İngiliz Atasözleri, İngilizce Atasözleri ve Anlamları
The grass is always greener on the other side of the hill.
Çimenler tepenin diğer tarafında her zaman daha yeşildir. İnsanlar sahip olmadıkları şeyleri gözlerinde büyütür ve daha çok isterler.
Two heads are better than one.
İki kafa bir taneden iyidir. İki kişi bir araya geldiğinde bir kişiden daha etkili veya kolay çözüm bulabilirler.
Don’t put all your eggs in one basket.
Bütün yumurtalarını bir sepete koyma. Yedek planın olsun. Bütün paranı veya zamanını bir plana harcayıp kendini riske atma.
One man’s trash is another man’s treasure.
Bir adamın çöpü başkasının hazinesidir. Farklı insanların neyin değerli olduğuna dair farklı fikirleri vardır.
If you can’t beat ’em, join ’em.
Onları yenemiyorsan, katıl. Bir fikri veya kişiyi yenemiyor veya değiştiremiyorsan, sen değişmelisin.

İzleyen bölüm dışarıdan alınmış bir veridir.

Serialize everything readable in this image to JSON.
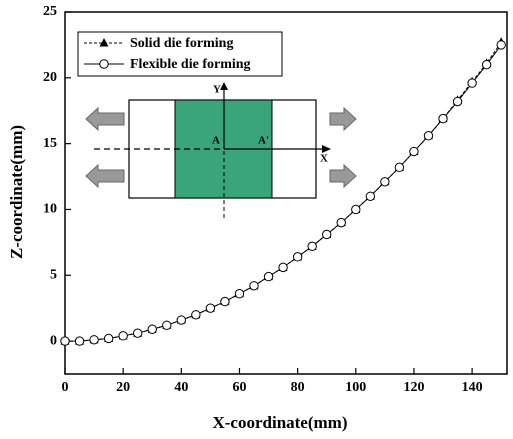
{
  "chart_data": {
    "type": "line",
    "x_label": "X-coordinate(mm)",
    "y_label": "Z-coordinate(mm)",
    "x": [
      0,
      5,
      10,
      15,
      20,
      25,
      30,
      35,
      40,
      45,
      50,
      55,
      60,
      65,
      70,
      75,
      80,
      85,
      90,
      95,
      100,
      105,
      110,
      115,
      120,
      125,
      130,
      135,
      140,
      145,
      150
    ],
    "series": [
      {
        "name": "Solid die forming",
        "color": "#000000",
        "line_style": "dashed",
        "marker": "triangle",
        "values": [
          0,
          0,
          0.1,
          0.2,
          0.4,
          0.6,
          0.9,
          1.2,
          1.6,
          2,
          2.5,
          3,
          3.6,
          4.2,
          4.9,
          5.6,
          6.4,
          7.2,
          8.1,
          9,
          10,
          11,
          12.1,
          13.2,
          14.4,
          15.6,
          16.9,
          18.3,
          19.7,
          21.1,
          22.7
        ]
      },
      {
        "name": "Flexible die forming",
        "color": "#000000",
        "line_style": "solid",
        "marker": "circle",
        "values": [
          0,
          0,
          0.1,
          0.2,
          0.4,
          0.6,
          0.9,
          1.2,
          1.6,
          2,
          2.5,
          3,
          3.6,
          4.2,
          4.9,
          5.6,
          6.4,
          7.2,
          8.1,
          9,
          10,
          11,
          12.1,
          13.2,
          14.4,
          15.6,
          16.9,
          18.2,
          19.6,
          21,
          22.5
        ]
      }
    ],
    "xlim": [
      0,
      152
    ],
    "ylim": [
      -2.5,
      25
    ],
    "xticks": [
      0,
      20,
      40,
      60,
      80,
      100,
      120,
      140
    ],
    "yticks": [
      0,
      5,
      10,
      15,
      20,
      25
    ],
    "legend": "upper left",
    "annotations": [
      "Y",
      "X",
      "A",
      "A'"
    ]
  }
}
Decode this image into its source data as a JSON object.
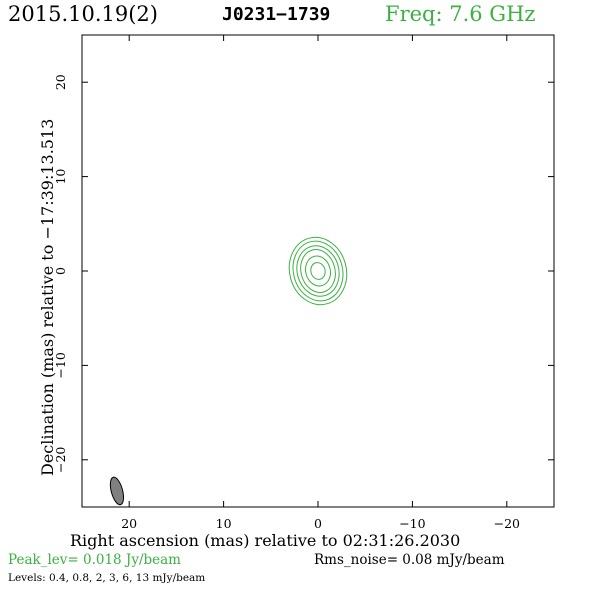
{
  "header": {
    "date": "2015.10.19(2)",
    "source": "J0231−1739",
    "freq": "Freq: 7.6 GHz"
  },
  "footer": {
    "peak": "Peak_lev=  0.018 Jy/beam",
    "rms": "Rms_noise= 0.08 mJy/beam",
    "levels": "Levels: 0.4, 0.8,   2,   3,   6,  13 mJy/beam"
  },
  "colors": {
    "contour": "#3cb043",
    "beam": "#808080",
    "freq_text": "#3cb043"
  },
  "chart_data": {
    "type": "contour",
    "xlabel": "Right ascension (mas) relative to 02:31:26.2030",
    "ylabel": "Declination (mas) relative to −17:39:13.513",
    "xlim": [
      25,
      -25
    ],
    "ylim": [
      -25,
      25
    ],
    "x_ticks": [
      20,
      10,
      0,
      -10,
      -20
    ],
    "y_ticks": [
      20,
      10,
      0,
      -10,
      -20
    ],
    "x_tick_labels": [
      "20",
      "10",
      "0",
      "−10",
      "−20"
    ],
    "y_tick_labels": [
      "20",
      "10",
      "0",
      "−10",
      "−20"
    ],
    "contour_levels_mJy": [
      0.4,
      0.8,
      2,
      3,
      6,
      13
    ],
    "source_center": [
      0,
      0
    ],
    "contours": [
      {
        "level": 0.4,
        "major": 7.2,
        "minor": 3.0
      },
      {
        "level": 0.8,
        "major": 6.4,
        "minor": 2.6
      },
      {
        "level": 2,
        "major": 5.4,
        "minor": 2.2
      },
      {
        "level": 3,
        "major": 4.6,
        "minor": 1.8
      },
      {
        "level": 6,
        "major": 3.2,
        "minor": 1.3
      },
      {
        "level": 13,
        "major": 1.8,
        "minor": 0.75
      }
    ],
    "position_angle_deg": 15,
    "beam": {
      "center": [
        21.3,
        -23.3
      ],
      "major": 3.0,
      "minor": 1.2,
      "pa_deg": 15
    }
  }
}
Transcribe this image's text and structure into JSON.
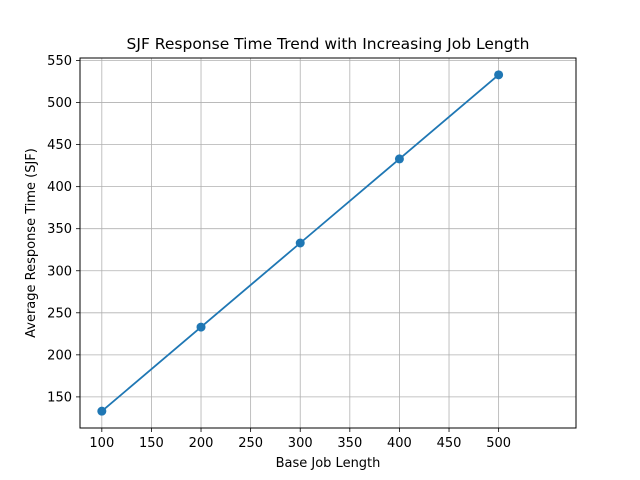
{
  "chart_data": {
    "type": "line",
    "title": "SJF Response Time Trend with Increasing Job Length",
    "xlabel": "Base Job Length",
    "ylabel": "Average Response Time (SJF)",
    "x": [
      100,
      200,
      300,
      400,
      500
    ],
    "series": [
      {
        "values": [
          133,
          233,
          333,
          433,
          533
        ],
        "color": "#1f77b4",
        "marker": "circle"
      }
    ],
    "xlim": [
      78,
      578
    ],
    "ylim": [
      113,
      553
    ],
    "xticks": [
      100,
      150,
      200,
      250,
      300,
      350,
      400,
      450,
      500
    ],
    "yticks": [
      150,
      200,
      250,
      300,
      350,
      400,
      450,
      500,
      550
    ],
    "grid": true,
    "legend": "none"
  }
}
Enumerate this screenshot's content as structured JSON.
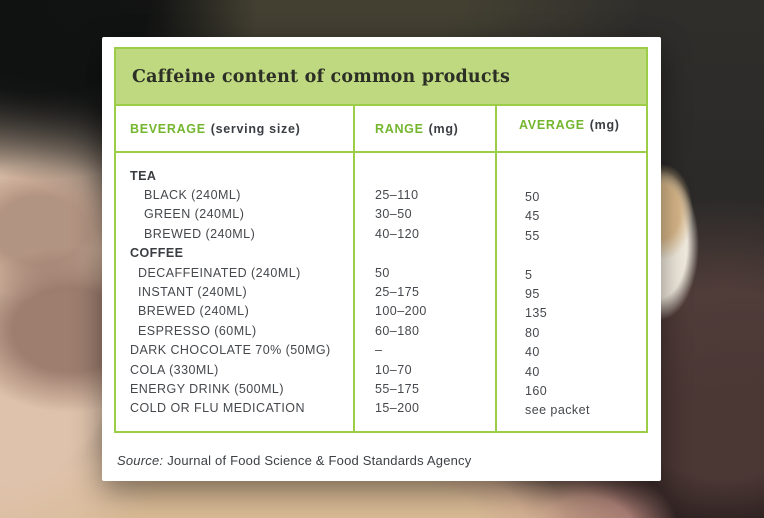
{
  "colors": {
    "green_border": "#9ccd47",
    "green_fill": "#bfd980",
    "green_text": "#74b62f",
    "text_dark": "#45484c"
  },
  "chart_data": {
    "type": "table",
    "title": "Caffeine content of common products",
    "columns": [
      {
        "label": "BEVERAGE",
        "unit": "(serving size)"
      },
      {
        "label": "RANGE",
        "unit": "(mg)"
      },
      {
        "label": "AVERAGE",
        "unit": "(mg)"
      }
    ],
    "rows": [
      {
        "name": "TEA",
        "range": "",
        "average": "",
        "bold": true,
        "indent": 0
      },
      {
        "name": "BLACK (240ML)",
        "range": "25–110",
        "average": "50",
        "bold": false,
        "indent": 2
      },
      {
        "name": "GREEN (240ML)",
        "range": "30–50",
        "average": "45",
        "bold": false,
        "indent": 2
      },
      {
        "name": "BREWED (240ML)",
        "range": "40–120",
        "average": "55",
        "bold": false,
        "indent": 2
      },
      {
        "name": "COFFEE",
        "range": "",
        "average": "",
        "bold": true,
        "indent": 0
      },
      {
        "name": "DECAFFEINATED (240ML)",
        "range": "50",
        "average": "5",
        "bold": false,
        "indent": 1
      },
      {
        "name": "INSTANT (240ML)",
        "range": "25–175",
        "average": "95",
        "bold": false,
        "indent": 1
      },
      {
        "name": "BREWED (240ML)",
        "range": "100–200",
        "average": "135",
        "bold": false,
        "indent": 1
      },
      {
        "name": "ESPRESSO (60ML)",
        "range": "60–180",
        "average": "80",
        "bold": false,
        "indent": 1
      },
      {
        "name": "DARK CHOCOLATE 70% (50MG)",
        "range": "–",
        "average": "40",
        "bold": false,
        "indent": 0
      },
      {
        "name": "COLA (330ML)",
        "range": "10–70",
        "average": "40",
        "bold": false,
        "indent": 0
      },
      {
        "name": "ENERGY DRINK (500ML)",
        "range": "55–175",
        "average": "160",
        "bold": false,
        "indent": 0
      },
      {
        "name": "COLD OR FLU MEDICATION",
        "range": "15–200",
        "average": "see packet",
        "bold": false,
        "indent": 0
      }
    ],
    "source_prefix": "Source:",
    "source": "Journal of Food Science & Food Standards Agency"
  }
}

Actions speak louder than words.
Hareket kelimelerden daha sesli konuşur. Bir şeyi yapacağını söylemek pek bir anlam ifade etmiyor. O işi gerçekte yapmak daha zor ve daha anlamlıdır.
You can’t make an omelet without breaking a few eggs.
Birkaç yumurta kırmadan omlet yapamazsın. İyi bir şey yapmaya çalışırken muhtemelen birkaç hata yapıcan veya birilerini sinirlendiricen. Bu konuda pek endişe duymana gerek yok, sadece iyi sonuçlara odaklanıp işine devam et sonuçta bu tür olumsuzluklar olmadan iş yürümez.
People who live in glass houses should not throw stones.
Cam evlerde yaşayanlar taş atmamalılar. Eğer mükemmel değilsen diğer insanları da eleştirme.
The squeaky wheel gets the grease.
Gıcırdayan tekerlek yağlanır. Eğer bir konuda şikayet edersen daha iyi bir hizmet alabilirsin. Bunun de Türkçe karşılığı "Ağlamayan çocuğa meme vermezler." olurdu.
You can’t have your cake and eat it too.
Pastayı hem yiyip hem de saklayamazsın. Yani bir işi yapmak için sadece bir yolu tercih etmek zorundasın. İki yolu da aynı zamanda deneyemezsin.
Beauty is in the eye of the beholder.
Güzellik görenin gözündedir. Farklı insanların neyin güzel olduğuna dair farklı fikirleri vardır.
A poor workman blames his tools.
Beceriksiz işçi suçu alete atar. Bir işi halledeceğini söyleyip halledemeyen kişilerin suçu başka şeylerde aramasıdır.
Don’t judge a man until you’ve walked in his boots.
Bir kişinin botlarını giymeden onu yargılama. Bir kişiyi yargılarken veya eleştirirken kendimizi önce o kişinin yerine koymalıyız ve durumu öyle değerlendirmeliyiz.
Good things come to those who wait.
İyi şeyler bekleyenlerin başına gelir. Bazen beklemek en iyi stratejidir. Buna benzer örnek verecek olursak, “Sabreden derviş muradına ermiş.” Atasözü gayet uygun gözüküyor.
You mustn’t cry over spilled milk.
Dökülen süte ağlamamalısın. Yaptığın hatadan dolayı üzüntü yaşamamalısın, nasıl olsa yanlışı değiştiremezsin.
A bird in the hand is worth two in the bush.
Eldeki bir kuş çalıdaki iki kuştan daha değerlidir. Elinde olup az bulunan bir şey sahip olmadığın veya muhtemelen olamayacağın çok şeyden daha değerlidir.
You can lead a horse to water, but you can’t make him drink.
Atı suya götürebilirsin, ama ona suyu içiremezsin. İnsanlara bir işi yapmayı gösterebilirsin ama onları yapmaya zorlayamazsın.